Sasi Sharath P, Bae Sanggyu, Song Jin, Perepletchikov Aleksandr, Schneider Douglas, Carrozza Joseph, Yan Xinhua, Kishore Raj, Enderling Heiko, Goukassian David A
Cardiovascular Research Center, GeneSys Research Institute, Boston, Massachusetts, United States of America.
Cardiovascular Research Center, GeneSys Research Institute, Boston, Massachusetts, United States of America; Departments of Medicine and Pathology, Steward St. Elizabeth' Medical Center, Boston, Massachusetts, United States of America.
PLoS One. 2014 Mar 24;9(3):e92373. doi: 10.1371/journal.pone.0092373. eCollection 2014.
Tumor necrosis factor-alpha (TNF) binds to two receptors: TNFR1/p55-cytotoxic and TNFR2/p75-pro-survival. We have shown that tumor growth in p75 knockout (KO) mice was decreased more than 2-fold in Lewis lung carcinoma (LLCs). We hypothesized that selective blocking of TNFR2/p75 LLCs may sensitize them to TNF-induced apoptosis and affect the tumor growth. We implanted intact and p75 knockdown (KD)-LLCs (>90%, using shRNA) into wild type (WT) mice flanks. On day 8 post-inoculation, recombinant murine (rm) TNF-α (12.5 ng/gr of body weight) or saline was injected twice daily for 6 days. Tumor volumes (tV) were measured daily and tumor weights (tW) on day 15, when study was terminated due to large tumors in LLC+TNF group. Tubular bones, spleens and peripheral blood (PB) were examined to determine possible TNF toxicity. There was no significant difference in tV or tW between LLC minus (-) TNF and p75KD/LLC-TNF tumors. Compared to 3 control groups, p75KD/LLC+TNF showed >2-5-fold decreases in tV (p<0.001) and tW (p<0.0001). There was no difference in tV or tW end of study vs. before injections in p75KD/LLC+TNF group. In 3 other groups tV and tW were increased 2.7-4.5-fold (p<0.01, p<0.0002 and p<0.0001). Pathological examination revealed that 1/3 of p75KD/LLC+rmTNF tumors were 100% necrotic, the remaining revealed 40-60% necrosis. No toxicity was detected in bone marrow, spleen and peripheral blood. We concluded that blocking TNFR2/p75 in LLCs combined with intra-tumoral rmTNF injections inhibit LLC tumor growth. This could represent a novel and effective therapy against lung neoplasms and a new paradigm in cancer therapeutics.

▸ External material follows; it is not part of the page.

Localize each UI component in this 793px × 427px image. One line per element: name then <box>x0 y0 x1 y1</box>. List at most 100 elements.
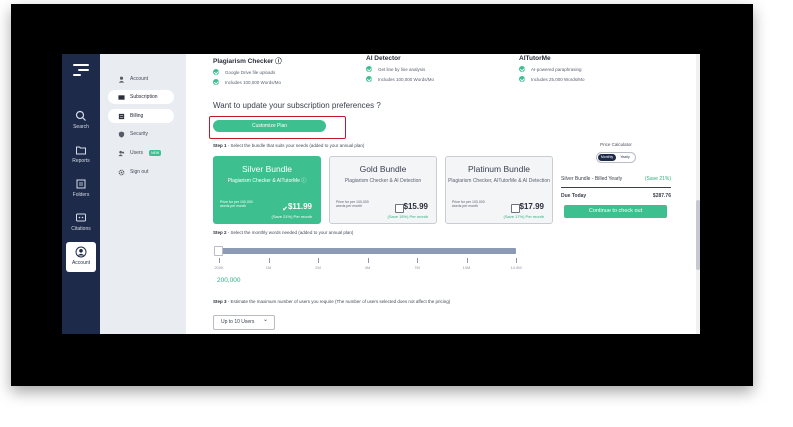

肿瘤坏死因子-α(TNF)与两种受体结合:TNFR1/p55-细胞毒性受体和TNFR2/p75-促生存受体。我们已经表明,在Lewis肺癌(LLC)中,p75基因敲除(KO)小鼠的肿瘤生长减少了2倍以上。我们推测,选择性阻断TNFR2/p75 LLCs可能会使其对TNF诱导的凋亡敏感,并影响肿瘤生长。我们将完整的和p75基因敲低(KD)的LLCs(使用shRNA,敲低率>90%)植入野生型(WT)小鼠的侧腹。接种后第8天,每天两次注射重组鼠(rm)TNF-α(12.5 ng/克体重)或生理盐水,共6天。每天测量肿瘤体积(tV),并在第15天测量肿瘤重量(tW),此时由于LLC+TNF组肿瘤过大,研究终止。检查管状骨、脾脏和外周血(PB)以确定可能的TNF毒性。LLC减去(-)TNF组和p75KD/LLC-TNF组的tV或tW没有显著差异。与3个对照组相比,p75KD/LLC+TNF组的tV(p<0.001)和tW(p<0.0001)下降了2至5倍以上。在p75KD/LLC+TNF组中,研究结束时的tV或tW与注射前没有差异。在其他3组中,tV和tW增加了2.7至4.5倍(p<0.01、p<0.0002和p<0.0001)。病理检查显示,1/3 的p75KD/LLC+rmTNF肿瘤100%坏死,其余肿瘤坏死率为40-60%。在骨髓、脾脏和外周血中未检测到毒性。我们得出结论,阻断LLCs中的TNFR2/p75并结合瘤内注射rmTNF可抑制LLC肿瘤生长。这可能代表一种针对肺肿瘤新型且有效的治疗方法,也是癌症治疗的一种新范式。